How to deal with grief

Everyone has experienced grief. We each experience it differently.

Some people allow grief to wash over them, allowing it to settle into their bones. Some never recover, some do.

Others push it away, not able or willing to engage the sense of loss that accompanies grief. 

Yet others seem to deal with it only to have the emotions rise up and rebel unexpectedly years later, having denied the clues to their hidden sadness.

Grief occurs when we feel we have lost something, when someone or something in our life dies or passes from our presence.

Elizabeth Kübler Ross, author of On Death and Dying, writes,

The five stages – denial, anger, bargaining, depression, and acceptance – are a part of the framework that makes up our learning to live with the one we lost. They are tools to help us frame and identify what we may be feeling. But they are not stops on some linear timeline in grief.

Behind these stages are three deeper stages of grief that are sometimes hidden from view. When you understand that grief contains these emotions you can move beyond the grief without denying or hiding from it. You can accept the impermanence of all things which includes the cycle of life. Occasionally it even redefines how you perceive life.

LOSS

This is the first emotion you feel when someone dies or leaves you or when some kind of death, virtually or really, occurs. Loss makes life transitions difficult as you focus on what you believe you are leaving behind instead of focusing on what you are about to create.

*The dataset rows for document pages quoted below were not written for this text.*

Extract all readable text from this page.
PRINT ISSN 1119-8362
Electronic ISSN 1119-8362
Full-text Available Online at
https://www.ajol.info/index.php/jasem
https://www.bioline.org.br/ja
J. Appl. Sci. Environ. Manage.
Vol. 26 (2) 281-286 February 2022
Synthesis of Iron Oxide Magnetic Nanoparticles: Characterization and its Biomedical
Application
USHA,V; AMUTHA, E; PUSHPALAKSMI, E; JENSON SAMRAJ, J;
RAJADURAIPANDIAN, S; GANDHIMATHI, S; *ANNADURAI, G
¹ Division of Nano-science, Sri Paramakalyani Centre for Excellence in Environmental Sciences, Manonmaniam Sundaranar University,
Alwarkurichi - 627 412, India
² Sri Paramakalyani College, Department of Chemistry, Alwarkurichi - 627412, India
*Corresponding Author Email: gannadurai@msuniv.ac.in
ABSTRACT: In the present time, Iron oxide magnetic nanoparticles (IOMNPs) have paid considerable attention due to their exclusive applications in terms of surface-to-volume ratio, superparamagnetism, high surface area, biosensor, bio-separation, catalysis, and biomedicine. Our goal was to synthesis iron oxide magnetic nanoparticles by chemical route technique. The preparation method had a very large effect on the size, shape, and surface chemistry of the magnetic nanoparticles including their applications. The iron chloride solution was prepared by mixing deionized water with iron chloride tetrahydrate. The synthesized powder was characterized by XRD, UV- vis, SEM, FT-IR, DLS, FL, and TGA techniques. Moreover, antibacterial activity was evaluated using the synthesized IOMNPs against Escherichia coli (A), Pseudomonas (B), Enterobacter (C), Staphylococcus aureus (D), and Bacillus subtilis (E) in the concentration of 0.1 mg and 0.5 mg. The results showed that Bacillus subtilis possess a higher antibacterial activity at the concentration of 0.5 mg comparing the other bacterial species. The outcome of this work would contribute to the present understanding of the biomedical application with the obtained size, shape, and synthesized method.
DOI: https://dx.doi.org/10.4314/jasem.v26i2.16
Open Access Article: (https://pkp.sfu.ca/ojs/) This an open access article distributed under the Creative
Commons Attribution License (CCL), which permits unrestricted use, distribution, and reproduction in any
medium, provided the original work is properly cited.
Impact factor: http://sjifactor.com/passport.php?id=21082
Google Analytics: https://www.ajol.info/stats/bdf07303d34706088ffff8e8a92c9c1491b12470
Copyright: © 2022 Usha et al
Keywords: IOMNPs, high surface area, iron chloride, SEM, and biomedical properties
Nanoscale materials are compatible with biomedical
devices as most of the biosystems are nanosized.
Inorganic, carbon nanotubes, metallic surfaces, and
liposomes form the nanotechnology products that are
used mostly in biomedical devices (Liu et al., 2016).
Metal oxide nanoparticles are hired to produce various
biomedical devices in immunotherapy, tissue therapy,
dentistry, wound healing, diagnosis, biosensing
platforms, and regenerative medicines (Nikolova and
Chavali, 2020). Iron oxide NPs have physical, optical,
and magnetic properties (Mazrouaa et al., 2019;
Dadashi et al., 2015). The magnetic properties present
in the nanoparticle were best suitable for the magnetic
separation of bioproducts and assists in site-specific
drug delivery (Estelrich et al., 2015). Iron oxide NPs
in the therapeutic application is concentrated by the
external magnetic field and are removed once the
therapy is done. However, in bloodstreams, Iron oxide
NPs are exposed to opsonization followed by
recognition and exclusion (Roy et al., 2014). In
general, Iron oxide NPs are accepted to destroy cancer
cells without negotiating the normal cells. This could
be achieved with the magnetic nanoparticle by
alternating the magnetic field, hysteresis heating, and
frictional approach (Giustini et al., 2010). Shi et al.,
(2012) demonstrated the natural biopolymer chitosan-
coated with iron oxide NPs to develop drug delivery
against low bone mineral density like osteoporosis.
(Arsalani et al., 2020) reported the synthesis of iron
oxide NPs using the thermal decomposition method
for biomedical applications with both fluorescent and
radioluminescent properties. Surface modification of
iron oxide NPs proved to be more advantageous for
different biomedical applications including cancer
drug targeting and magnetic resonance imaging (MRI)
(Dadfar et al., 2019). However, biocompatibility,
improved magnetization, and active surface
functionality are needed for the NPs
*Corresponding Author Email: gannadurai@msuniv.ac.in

Loss creates a hole where once there was someone or something occupying the space. It leaves you feeling empty.

Life is loss. Why? Because nothing remains the same.

Everything changes. Your attachments to people, things and ways of being create a resistance to change and you experience it as loss when there is a shift.

If you allow loss to consume you, to take up permanent residence in your heart, you may never be able to experience your life fully. If you can engage it with tenderness and self-compassion, allowing whatever time is necessary to pass, you can move toward a renewal that will bring a gentle peace however uneasy that may feel.

LONGING

How often do you experience something and wish that someone was standing next to you to share that with you?

How often does the silence bring tears of longing to be with a special person?

Does your heart open when you remember someone or something that has faded into a past memory?

David Whyte in his book Consolations, speaks to the surrender to silence as the way to make our longing bearable and a portal for rebirth.

Reality met on its own terms demands absolute presence, and absolute giving away, an ability to live on equal terms with the fleeting and the eternal, the hardly touchable and the fully possible, a full bodily appearance and disappearance, a rested giving in and giving up; another identity braver, more generous and more here than the one looking hungrily for the easy, unearned answer.

Longing can transform into gratitude when you can embrace “an ability to live on equal terms with the fleeting and the eternal.”

Gratitude that you had that experience or had the pleasure or honor to be in relationship with someone special.

Gratitude that you had a special experience in your life that helped you to grow and evolve as a human and spiritual being.

Longing allows you to move deeper into the experience of life without feeling trapped in an overwhelming emptiness. It can move you deeper into gratitude and love and rebirth.

LOVE

Recently the son of a friend of mine was murdered. A senseless act of violence took the life of a gifted young man, a young man with a good heart and an artistic talent that belied his humble nature. As a mother I can’t imagine what that pain is like. My heart aches for her and for her family.

This grief is the underside of Love. We love our children, spouses, friends and family with a fierceness that bonds us to them forever.

When they die or leave, we grieve. We feel that emptiness, that absence, that loss of the physical presence of that person in our lives.

And yet there is redemption in Love. That deep, spiritual Love is the only thing that can sustain the immensity of the absence and longing for someone you love.

This is the Love that resides in your heart, in your very soul.

This is the Love that appears as a smile on your lips when you see or hear something they would have enjoyed or when something brings back a memory that is healing.

Mary Oliver, the poet writes (In Blackwater Woods)

To live in this world

you must be able
to do three things:
to love what is mortal;
to hold it

against your bones knowing
your own life depends on it;
and, when the time comes to let it go,
to let it go.

Love is the only thing that is more powerful than death.

Love is the only thing that can keep a mother’s heart beating after such an immense and senseless loss.

Love is what provides the courage to continue living, that sustaining love that is infinite and ever present in your heart.


I share these thoughts with you on Loss, Longing and Love in the hope that they may help anyone who is going through a grieving process.

Right now the world is experiencing so many changes: so many deaths on so many levels; physically, spiritually, emotionally, politically, morally, etc. We are unconscious to the grieving process which is hidden behind the headlines and the rhetoric and the stress and illnesses that many people are experiencing.

Whether it is a personal loss or the longing for a world that is disappearing, you must know that ultimately the only thing that will sustain you in times of doubt, fear and sorrow, in times when you grieve, is Love.

I simply know that this is a universal (cosmic) truth. Not simple. Not easy. You must have faith that behind each death is a rebirth. You must believe that the essence of who we are forever connects us through love and that what I call soul never dies, is never lost.